Experts at Cheeky Munkey provide guidance on what happens if you breach GDPR and how you can prevent it.
Since the implementation of the EU’s General Data Protection Regulation (GDPR) directive in May 2018, companies have been grappling with the practical implications of the law, which outlines an individual’s right to their own personal data.
Data has been big business for years, but with many consumers unclear about the value of providing companies with their personal information. One of the aims of GDPR is to give them control of their data. In turn, this could increase customer confidence.
GDPR in practice
For many companies though, GDPR has meant making significant changes to their operations. It isn’t just EU-based companies facing this reality either, any business that handles the personal information of an EU citizen has to comply.
The technology required can be costly, to the extent that some companies have simply stopped doing business in EU countries, including multi-player games sites shutting down their EU servers.
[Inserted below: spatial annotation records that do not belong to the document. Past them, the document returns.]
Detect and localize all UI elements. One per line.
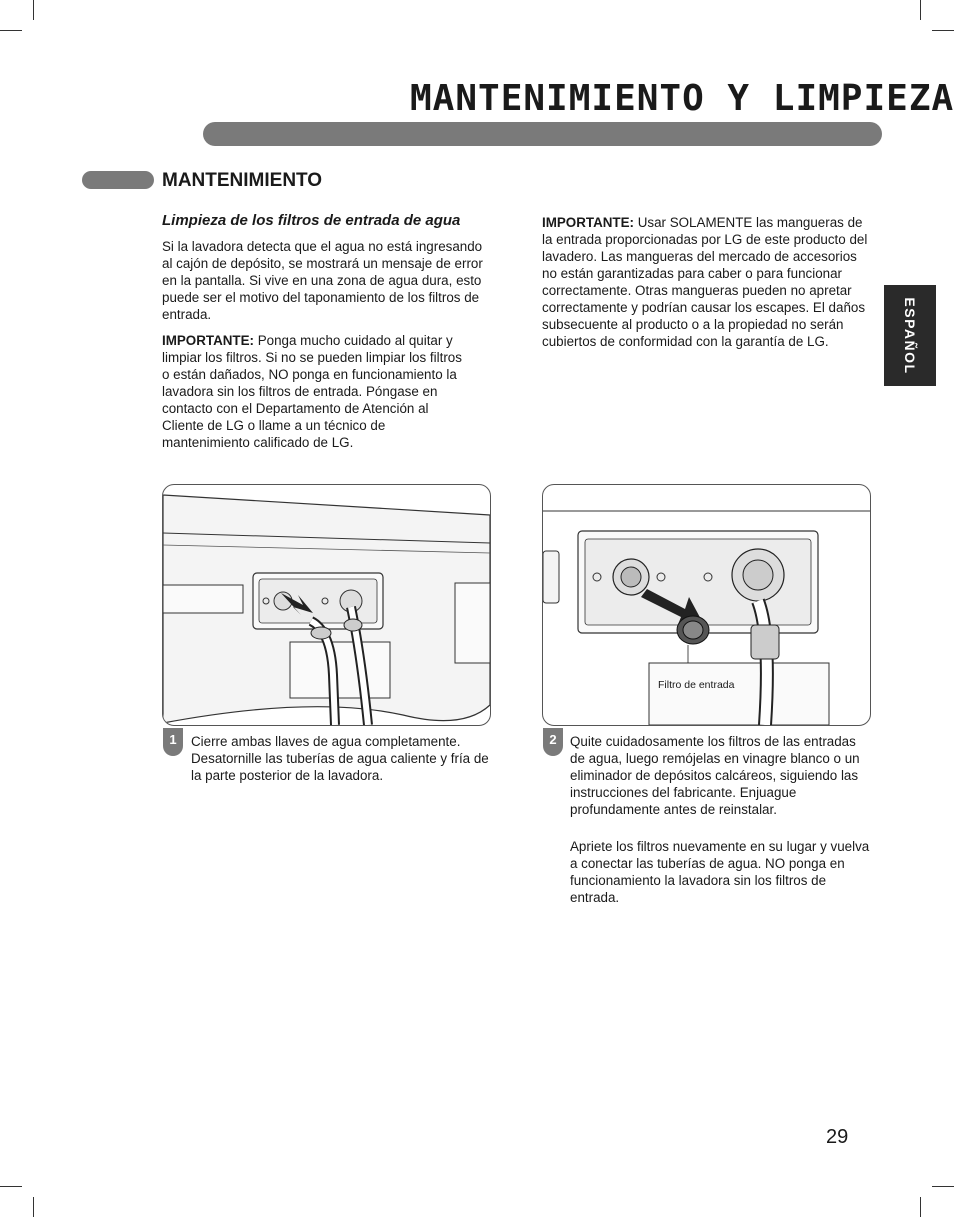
crop-mark bbox=[33, 1197, 34, 1217]
crop-mark bbox=[0, 30, 22, 31]
crop-mark bbox=[920, 1197, 921, 1217]
crop-mark bbox=[932, 1186, 954, 1187]
section-title: MANTENIMIENTO bbox=[162, 170, 323, 191]
step-2-text: Quite cuidadosamente los filtros de las entradas de agua, luego remójelas en vinagre blanco o un eliminador de depósitos calcáreos, siguiendo las instrucciones del fabricante. Enjuague profundamente antes de reinstalar. bbox=[570, 734, 860, 817]
step-2-text-continued: Apriete los filtros nuevamente en su lugar y vuelva a conectar las tuberías de agua. NO ponga en funcionamiento la lavadora sin los filtros de entrada. bbox=[570, 839, 870, 905]
crop-mark bbox=[33, 0, 34, 20]
intro-text: Si la lavadora detecta que el agua no está ingresando al cajón de depósito, se mostrará un mensaje de error en la pantalla. Si vive en una zona de agua dura, esto puede ser el motivo del taponamiento de los filtros de entrada. bbox=[162, 239, 483, 322]
step-number-2: 2 bbox=[543, 728, 563, 756]
language-tab-label: ESPAÑOL bbox=[902, 296, 918, 375]
filter-label: Filtro de entrada bbox=[658, 679, 735, 691]
intro-paragraph bbox=[162, 238, 492, 323]
important-paragraph-left bbox=[162, 332, 467, 451]
important-label: IMPORTANTE: bbox=[542, 215, 634, 230]
crop-mark bbox=[920, 0, 921, 20]
step-1-text: Cierre ambas llaves de agua completamente. Desatornille las tuberías de agua caliente y fría de la parte posterior de la lavadora. bbox=[191, 734, 489, 783]
washer-back-illustration bbox=[163, 485, 490, 725]
page-title: MANTENIMIENTO Y LIMPIEZA bbox=[410, 78, 954, 119]
figure-step-1 bbox=[162, 484, 491, 726]
subsection-title: Limpieza de los filtros de entrada de agua bbox=[162, 212, 461, 229]
language-tab bbox=[884, 285, 936, 386]
crop-mark bbox=[0, 1186, 22, 1187]
crop-mark bbox=[932, 30, 954, 31]
important-text: Usar SOLAMENTE las mangueras de la entrada proporcionadas por LG de este producto del lavadero. Las mangueras del mercado de accesorios no están garantizadas para caber o para funcionar correctamente. Otras mangueras pueden no apretar correctamente y podrían causar los escapes. El daños subsecuente al producto o a la propiedad no serán cubiertos de conformidad con la garantía de LG. bbox=[542, 215, 868, 349]
page-number: 29 bbox=[826, 1126, 849, 1148]
important-paragraph-right bbox=[542, 214, 874, 350]
step-number-1: 1 bbox=[163, 728, 183, 756]
important-text: Ponga mucho cuidado al quitar y limpiar los filtros. Si no se pueden limpiar los filtros o están dañados, NO ponga en funcionamiento la lavadora sin los filtros de entrada. Póngase en contacto con el Departamento de Atención al Cliente de LG o llame a un técnico de mantenimiento calificado de LG. bbox=[162, 333, 462, 450]
section-marker bbox=[82, 171, 154, 189]
important-label: IMPORTANTE: bbox=[162, 333, 254, 348]
title-bar bbox=[203, 122, 882, 146]
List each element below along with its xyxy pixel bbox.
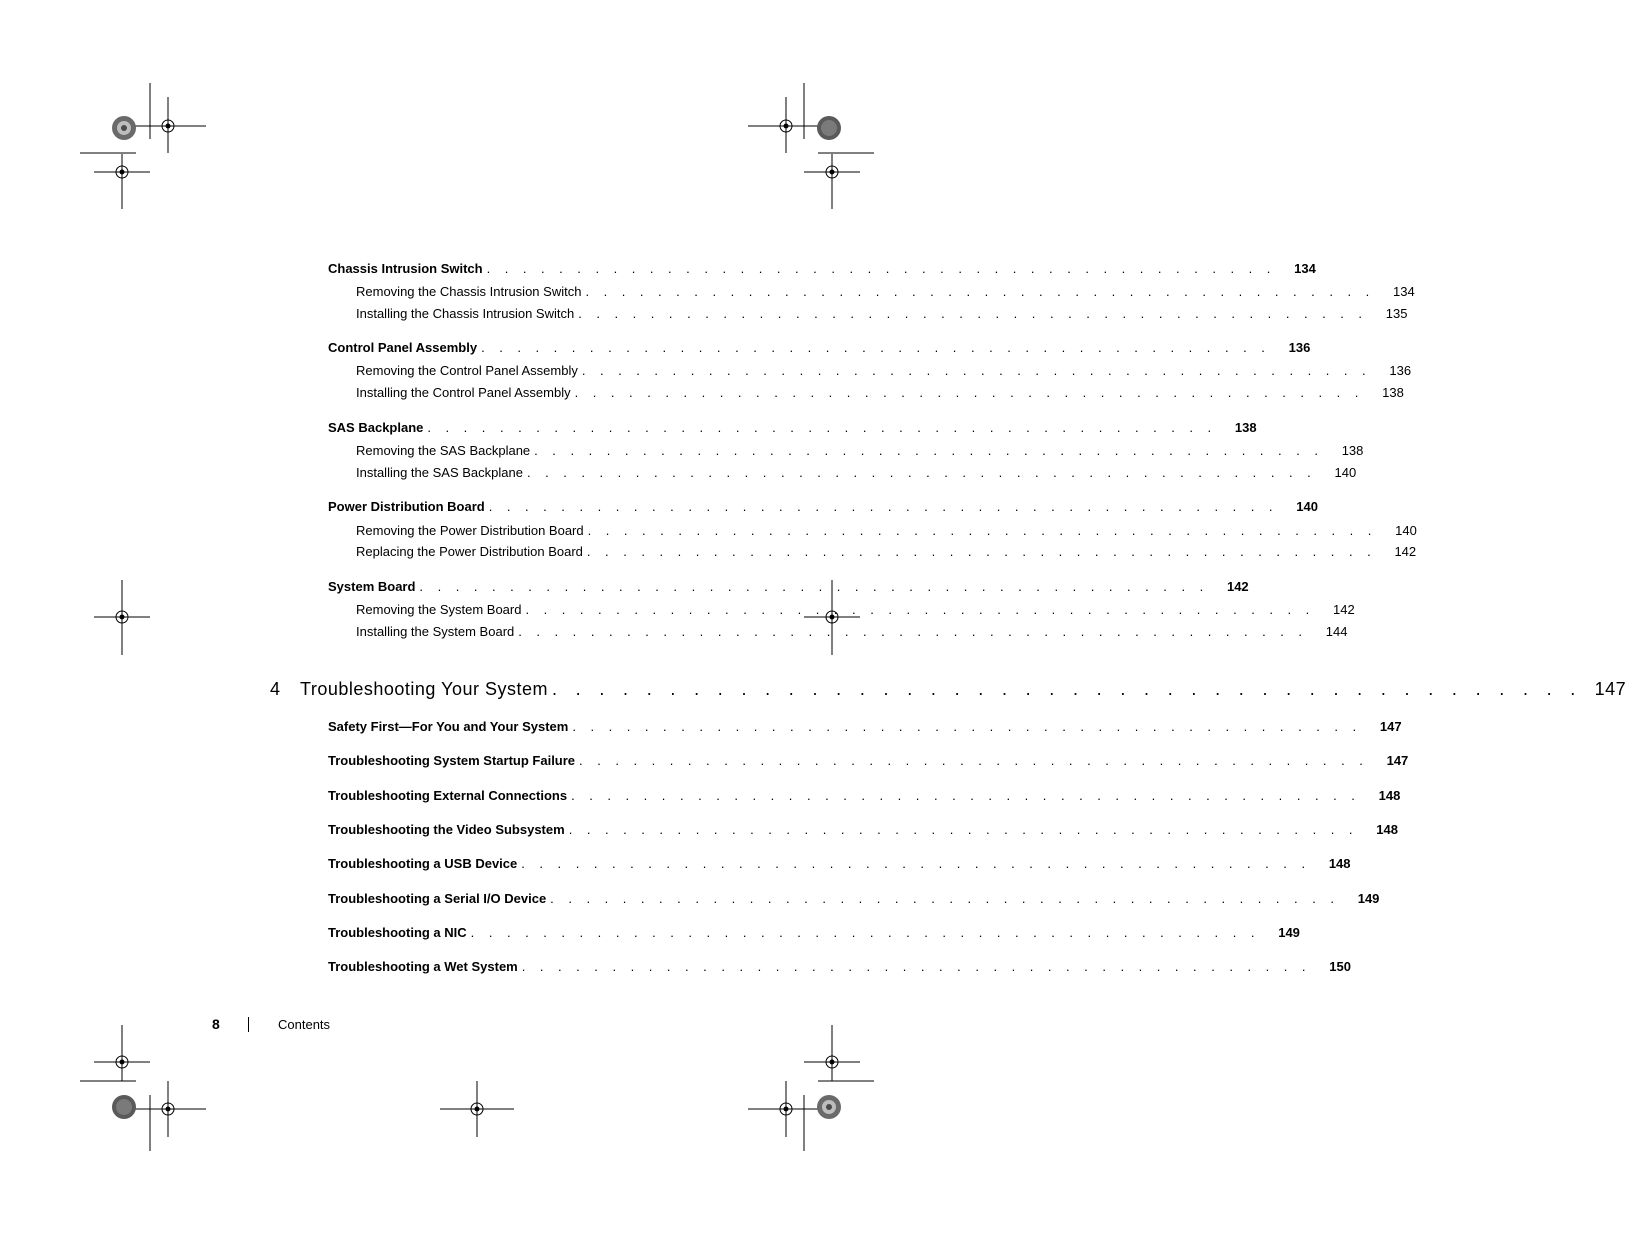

Analytics service Klout ceased operations on the day GDPR came into force as did Tronc Media, whose websites remain inaccessible to EU readers over a year later.
How can companies ensure compliance?
Of course, shutting down operations is not an option for most companies, so GDPR compliance is essential. This means investing time, money and expertise in processes and systems. Among other things, GDPR requires:
- Keeping detailed records of data processing operations, in an electronic format.
- Being able to edit or delete an individual’s information.
- Being able to select how data is processed in order to comply with customer permissions, for example, when sharing data with third parties.
- Establishing a governance structure and procedures to ensure staff are aware of roles and responsibilities.
- Implementing appropriate measures to secure customer data.
This last point is particularly significant because cyber attacks represent a real risk. Ransomware, a type of malicious software (or ‘malware’), is the biggest cause of insurance claims against companies in the UK, because such attacks deny access to, and control over both company and customer information.
What are the consequences of a GDPR breach?
Given that we have had over a year of GDPR, most companies will have long since started altering their processes. Progress can be slow, but it is worth the effort, because if a company is in breach the impact could be even more costly. Potential losses include:
- Fines relating to data breaches
If a company experiences a data breach, for example through a Ransomware attack, they must notify the Information Commissioner’s Office and any other appropriate EU data protection authority no more than 72 hours after becoming aware of it. They must give details of the breach, and the authorities will then decide whether the company should be fined.
- Litigation from customers relating to data breaches
Businesses also run the risk of legal action by individuals impacted by a data breach.
- Directors, officers and professional advisors
A company’s most senior staff members may be held directly responsible if they are found not to have ensured GDPR-compliance. They are deemed responsible for putting the relevant processes and practices in place.
Additionally, if a business that suffers a breach sought advice from an advisory firm which turns out to be negligent, the company can bring legal action against the firm that provided the advice.
- Reputational damage
Companies that do not comply with GDPR also face reputational damage. Information about a breach can spread quickly, eroding trust. In addition, individuals who do not believe their data is being processed in a way that is compliant can report the company to the ICO directly.
What are the fines?
The ICO has two tiers of administrative fines. They are imposed on a case-by-case basis, depending on what specific article of the GDPR has been breached:
- Up to €10 million, or 2% annual global turnover – whichever is greater.
This is for infringements including consent for children’s data and processing that doesn’t require identification.
- Up to €20 million, or 4% annual global turnover – whichever is greater.
This is for infringements including data processing principles, data subjects rights and data transfers.
Becoming GDPR-compliant is not an overnight process, so if you have any concerns, conducting an IT security audit is a good place to start. This will identify what issues you still need to deal with and how these should be prioritised.